"The board is responsible for the long-term success of the Group; its strategy, values and governance." Jonathan Bloomer MBE
This corporate governance report, together with the reports of the audit committee, risk committee, nomination committee and the directors’ remuneration report, provides a description of how the main principles of the UK Corporate Governance Code published by the Financial Reporting Council (FRC) in April 2016 (the ‘Code’) have been applied by the Group in 2018. The Code is available on the FRC website at www.frc.org.uk.
During the year, the Group was in compliance with the relevant provisions of the Code and intends to continue to comply with the requirements of the Code, which sets out standards of good practice in relation to board leadership and effectiveness, remuneration, accountability and relations with shareholders. The Group has begun working towards compliance with the new UK Corporate Governance Code published by the FRC in July 2018 (the ‘New Code’). A substantial amount of the key principals are already addressed, and for any areas where we are not already compliant, we are well progressed, and we will be fully compliant in 2019.
The board currently comprises seven members, including me, as Chair, two executive directors (Lee Rochford and Paul Cooper) and four independent non-executive directors (Iain Cornish, Lan Tu, Maria Luís Albuquerque and Andrew Fisher).
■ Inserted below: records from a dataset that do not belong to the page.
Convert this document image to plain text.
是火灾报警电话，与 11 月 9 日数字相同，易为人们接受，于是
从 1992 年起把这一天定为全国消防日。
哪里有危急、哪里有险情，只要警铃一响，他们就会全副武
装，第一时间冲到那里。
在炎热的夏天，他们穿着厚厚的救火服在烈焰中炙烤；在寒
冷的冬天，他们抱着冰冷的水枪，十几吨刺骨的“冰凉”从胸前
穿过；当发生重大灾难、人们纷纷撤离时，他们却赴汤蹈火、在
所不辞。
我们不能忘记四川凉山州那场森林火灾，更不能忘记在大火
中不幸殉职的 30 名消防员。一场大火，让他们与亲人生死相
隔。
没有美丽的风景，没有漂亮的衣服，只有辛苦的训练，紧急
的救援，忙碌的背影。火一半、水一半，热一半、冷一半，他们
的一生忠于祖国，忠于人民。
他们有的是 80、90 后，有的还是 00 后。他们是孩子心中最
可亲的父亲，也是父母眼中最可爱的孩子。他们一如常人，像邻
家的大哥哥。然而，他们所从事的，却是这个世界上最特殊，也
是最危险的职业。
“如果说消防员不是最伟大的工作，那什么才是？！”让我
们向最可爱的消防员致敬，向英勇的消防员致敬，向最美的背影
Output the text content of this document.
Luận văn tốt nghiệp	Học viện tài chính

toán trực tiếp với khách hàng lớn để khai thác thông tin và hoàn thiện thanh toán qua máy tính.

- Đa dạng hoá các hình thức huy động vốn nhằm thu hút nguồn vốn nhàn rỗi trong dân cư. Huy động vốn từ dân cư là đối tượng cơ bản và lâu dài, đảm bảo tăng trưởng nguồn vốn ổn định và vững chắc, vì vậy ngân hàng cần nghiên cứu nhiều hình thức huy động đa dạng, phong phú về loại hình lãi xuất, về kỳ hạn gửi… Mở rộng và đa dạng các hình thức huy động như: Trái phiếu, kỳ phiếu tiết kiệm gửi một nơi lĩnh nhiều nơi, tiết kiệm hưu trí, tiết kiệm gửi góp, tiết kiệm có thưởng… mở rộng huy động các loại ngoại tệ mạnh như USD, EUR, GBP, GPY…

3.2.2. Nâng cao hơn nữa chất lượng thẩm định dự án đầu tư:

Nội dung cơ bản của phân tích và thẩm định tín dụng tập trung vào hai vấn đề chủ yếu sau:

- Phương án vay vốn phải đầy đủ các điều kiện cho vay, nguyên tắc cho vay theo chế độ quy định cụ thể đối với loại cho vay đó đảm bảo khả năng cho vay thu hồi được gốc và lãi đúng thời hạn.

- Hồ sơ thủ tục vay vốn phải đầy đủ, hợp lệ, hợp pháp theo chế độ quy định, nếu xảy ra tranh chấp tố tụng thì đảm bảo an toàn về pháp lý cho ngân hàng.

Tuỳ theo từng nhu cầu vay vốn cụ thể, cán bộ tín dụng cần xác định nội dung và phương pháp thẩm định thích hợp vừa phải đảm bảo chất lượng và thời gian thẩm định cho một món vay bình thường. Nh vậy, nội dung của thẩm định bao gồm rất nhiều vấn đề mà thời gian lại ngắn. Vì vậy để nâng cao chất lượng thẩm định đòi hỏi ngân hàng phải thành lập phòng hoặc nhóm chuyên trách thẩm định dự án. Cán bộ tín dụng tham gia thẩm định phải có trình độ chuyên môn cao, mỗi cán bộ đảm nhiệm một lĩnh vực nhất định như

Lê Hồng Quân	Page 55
The board regarded me, as Chair, as independent upon my appointment and considers that I continue to meet the independence criteria.
Iain Cornish is the Group’s senior independent director. The board is satisfied that Iain is independent in character and judgment and has skills and experience that meet the requirements of the role. The New Code recommends that at least half of the board of directors, excluding the chair, should be independent non-executive directors. The Group currently has four independent non-executive directors, excluding
me as Chair, and therefore complies with the recommendations of the New Code.
Biographical details of all the directors are set on in our Annual Report, page 50 to 51 . The New Code recommends that all directors should be subject to annual re-election, which the board adopted at the first annual general meeting in 2014 and intends to continue this at the 2019 Annual General Meeting.
The board considers that regular, active dialogue with its shareholders, bondholders and revolving credit facility providers is vital to the continued success of the Group. Further details regarding these engagements are set on in our Annual Report.